Gesetzliche Vorgaben, geopolitische Verschiebungen und der Wunsch nach digitaler Souveränität bringen Bewegung in den Markt.

Das bestätigt Generalmajor a. D. Markus Kurczyk. „Industriellen Cybersicherheit, insbesondere für Versorgungs- und Telekommunikationsunternehmen, ist in erheblichem Aufwind“, sagt der Vorsitzende des Mitteldeutschen Instituts für Sicherheitsindustrie. „Digitalisierung und Vernetzung der Industrie, zunehmende Bedrohungslage sowie strenge Regulierung durch EU-Richtlinien und nationale Kritische Infrastruktur-Gesetze erhöhen den Investitionsdruck.“

Im Freistaat gebe es ein starkes Umfeld mit Fokus auf digitale Technologien und Cybersicherheit. Daraus lässt sich ableiten, dass Sachsen eine gute Basis und Wachstumschancen bietet – vornehmlich im Umfeld von Industrie, Versorgung und Telekommunikation.

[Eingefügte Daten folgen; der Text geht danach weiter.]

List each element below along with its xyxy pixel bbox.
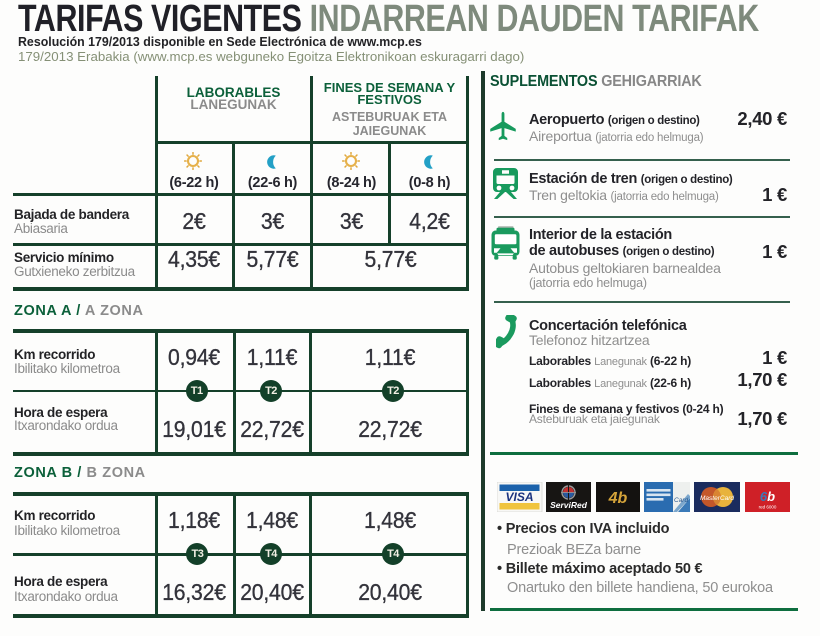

Der Erfolg von Rhebo zeigt damit: Selbst in der Krise gibt es Gewinner.

Krise wirkt sich auf Investitionen und Konsum aus

In anderen Branchen wie dem Baugewerbe und dem Einzelhandel ist die Stimmung deutlich gedrückt. Konsumzurückhaltung und rückläufige Investitionen belasten die Firmen.

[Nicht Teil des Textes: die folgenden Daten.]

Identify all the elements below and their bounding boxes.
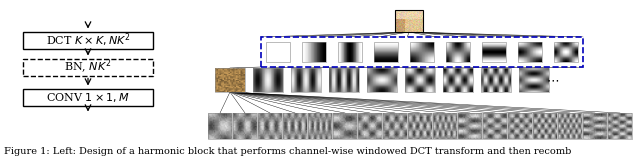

Mit 63 Prozent ist die Entwicklung der Arbeitskosten der mit Abstand meistgenannte Risikofaktor in der Leipziger IHK-Analyse. Es folgen die „Inlandsnachfrage“, die „Energiepreise“ und die „wirtschaftspolitischen Rahmenbedingungen“. Damit meinen die Firmen vor allem ausufernde Bürokratie, hohe Steuern und Abgaben, steigende Lohnnebenkosten und neue Handelsbarrieren durch Zölle.

Martin Röhrenbeck kennt diese Probleme. Die Papierverarbeitung Golzern leidet ihm zufolge besonders unter dem „gesunkenen Konsumverhalten, dem gesunkenen Exportgeschäft sowie einer bürokratischen Überbelastung“. Zum zuletzt genannten Punkt hat der Unternehmer ein Beispiel parat: Zwei Jahre dauerte es, bis Behörden ihm die Inbetriebnahme einer neuen PV-Anlage genehmigt hatten.

Die Konsequenzen sind verheerend: Investitionen bleiben aus. „Es geht darum, liquide zu bleiben und Fehlbeträge ausgleichen zu können. Dadurch können keine weiteren Investitionen in Anlagen oder Personal getätigt werden“, erklärt er.

Für die Wirtschaft ein zentrales Problem: Investieren Unternehmen nicht in neue Maschinen, Technologien oder Personal, können sie nicht wachsen, verlieren an Wettbewerbsfähigkeit und schaffen keine neuen Jobs.

Genau das passiert gerade in der Region: Laut IHK-Bericht wollen nur 17 Prozent der Unternehmen im Raum Leipzig ihre Investitionen erhöhen, während 24 Prozent diese zurückfahren werden.

Martin Röhrenbeck gibt sich realistisch: „In den kommenden ein bis zwei Jahren wird sich die aktuelle Lage nicht verbessern“, sagt er. Insolvenzen und Abwanderung von Unternehmen würden zu einer harten Bereinigung des Marktes führen. „Wer am Ende übrig bleibt, kann wieder auf einen stabilen Markt hoffen.“ Aktuell gehe es nur darum, „im Spiel“ zu bleiben.